課題に対してどのような取り組みを行ったのか、なぜそう考えたのか一緒に確認することで、管理者が業務状況を把握できるだけでなく、社員が業務を振り返り、改善点を考える契機にもなります。
職種ごとに異なる評価基準
営業やSEなど、具体的な成果物を設定しやすい職種と違い、事務職やシステム保守、後輩育成といった業務は、成果を定量化しづらく、評価基準作りが難しいとされています。
利益ではなく、経営目標から各社員のミッション、行動目標を設定すると、評価基準も明確化しやすくなります。
評価基準は社員にも明示することで、評価の属人化を防ぐことも大事なポイントです。
評価を社員と共有する
評価を下すときは、その評価になった理由も合わせて社員に共有すると、より納得感を持たせることができます。
直接顔を合わせることが少ないリモートワークという環境において、管理者が一方的に評価を付けたのでは、評価の理由を知る機会がなく、社員が不満を抱えてしまいます。

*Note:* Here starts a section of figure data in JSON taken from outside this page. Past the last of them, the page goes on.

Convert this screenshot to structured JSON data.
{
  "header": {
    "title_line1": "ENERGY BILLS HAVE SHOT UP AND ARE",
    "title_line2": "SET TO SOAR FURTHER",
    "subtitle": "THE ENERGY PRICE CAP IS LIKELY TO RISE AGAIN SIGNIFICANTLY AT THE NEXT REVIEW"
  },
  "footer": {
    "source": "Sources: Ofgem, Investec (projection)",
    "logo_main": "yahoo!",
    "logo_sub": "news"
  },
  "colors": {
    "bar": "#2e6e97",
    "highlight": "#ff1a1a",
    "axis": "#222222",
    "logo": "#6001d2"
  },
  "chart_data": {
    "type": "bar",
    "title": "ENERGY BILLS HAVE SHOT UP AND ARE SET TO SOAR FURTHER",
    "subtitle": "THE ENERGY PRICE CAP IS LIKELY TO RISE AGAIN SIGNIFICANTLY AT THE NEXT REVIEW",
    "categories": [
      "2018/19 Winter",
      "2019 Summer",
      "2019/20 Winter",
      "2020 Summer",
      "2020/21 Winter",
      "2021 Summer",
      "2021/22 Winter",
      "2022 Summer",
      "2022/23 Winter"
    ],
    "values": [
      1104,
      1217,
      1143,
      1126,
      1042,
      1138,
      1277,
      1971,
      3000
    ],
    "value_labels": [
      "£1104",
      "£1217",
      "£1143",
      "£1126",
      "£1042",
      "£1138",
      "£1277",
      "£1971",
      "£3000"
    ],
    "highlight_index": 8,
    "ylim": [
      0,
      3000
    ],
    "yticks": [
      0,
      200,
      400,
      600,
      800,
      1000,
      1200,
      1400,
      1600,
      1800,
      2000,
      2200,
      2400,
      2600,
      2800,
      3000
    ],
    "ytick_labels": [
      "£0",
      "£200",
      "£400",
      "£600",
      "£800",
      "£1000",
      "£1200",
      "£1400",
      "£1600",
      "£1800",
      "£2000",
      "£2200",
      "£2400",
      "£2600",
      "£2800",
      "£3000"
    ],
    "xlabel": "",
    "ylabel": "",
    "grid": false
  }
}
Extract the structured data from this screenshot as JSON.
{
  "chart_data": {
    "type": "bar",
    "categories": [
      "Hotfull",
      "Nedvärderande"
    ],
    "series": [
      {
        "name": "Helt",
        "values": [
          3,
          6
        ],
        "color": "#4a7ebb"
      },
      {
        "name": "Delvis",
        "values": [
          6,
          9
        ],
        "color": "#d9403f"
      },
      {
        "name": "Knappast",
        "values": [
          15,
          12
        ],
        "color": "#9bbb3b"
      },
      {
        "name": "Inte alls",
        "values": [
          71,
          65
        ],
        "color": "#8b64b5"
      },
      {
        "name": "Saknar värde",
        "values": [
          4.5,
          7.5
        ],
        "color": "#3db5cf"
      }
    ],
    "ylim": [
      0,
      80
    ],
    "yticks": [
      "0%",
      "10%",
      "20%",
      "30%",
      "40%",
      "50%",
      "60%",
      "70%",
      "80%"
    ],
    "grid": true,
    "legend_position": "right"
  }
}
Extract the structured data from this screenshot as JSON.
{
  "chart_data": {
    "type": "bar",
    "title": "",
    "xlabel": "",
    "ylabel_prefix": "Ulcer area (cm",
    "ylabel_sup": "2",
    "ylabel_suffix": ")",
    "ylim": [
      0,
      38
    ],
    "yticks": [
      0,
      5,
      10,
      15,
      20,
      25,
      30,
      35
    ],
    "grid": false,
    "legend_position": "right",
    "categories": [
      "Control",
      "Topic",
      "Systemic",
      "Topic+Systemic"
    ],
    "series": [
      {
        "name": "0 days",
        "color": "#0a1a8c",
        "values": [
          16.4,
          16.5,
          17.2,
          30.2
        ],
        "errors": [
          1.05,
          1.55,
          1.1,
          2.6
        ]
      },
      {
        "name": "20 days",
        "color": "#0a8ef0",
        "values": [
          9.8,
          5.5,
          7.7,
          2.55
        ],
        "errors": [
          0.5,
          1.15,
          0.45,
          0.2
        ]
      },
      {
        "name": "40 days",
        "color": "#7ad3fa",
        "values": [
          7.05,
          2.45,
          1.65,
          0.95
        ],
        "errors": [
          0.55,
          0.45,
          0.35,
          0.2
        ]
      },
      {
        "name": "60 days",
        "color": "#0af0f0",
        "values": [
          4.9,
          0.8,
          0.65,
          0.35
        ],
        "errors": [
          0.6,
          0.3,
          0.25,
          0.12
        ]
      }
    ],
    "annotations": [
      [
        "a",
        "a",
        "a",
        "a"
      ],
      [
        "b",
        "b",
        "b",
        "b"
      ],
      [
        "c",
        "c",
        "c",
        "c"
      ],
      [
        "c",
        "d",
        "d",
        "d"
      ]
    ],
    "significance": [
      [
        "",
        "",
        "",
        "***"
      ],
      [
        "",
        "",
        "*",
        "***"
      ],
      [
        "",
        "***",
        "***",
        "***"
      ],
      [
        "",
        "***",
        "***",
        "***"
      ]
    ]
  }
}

どうしてこの評価になったのか、課題はどこにあるのか、今後どんな点に期待しているのか、結論だけではなく詳細を共有することで、満足度を高めるとともに、業務に対する目的意識も喚起することができます。
明確な評価基準が設定できるクラウドツールでリモートワークを加速
お互いの顔が見えないリモートワークにおいては、業務内容ごとに社員が納得できる明確な評価基準を設定し、スムーズに共有できる体制作りが必須といえます。
コミュニケーションがどうしても不足してしまうリモートワークだからこそ、企業は意識して評価を共有し、モチベーション管理を行う姿勢が求められます。
リモートワークにおいては、クラウド上で評価を共有できる人事評価システムの活用がおすすめです。
今後もリモートワークの要請がますます強くなることが予想されますので、体制整備を行っている企業の担当者は、人事評価ツールの導入も合わせて検討してみてください。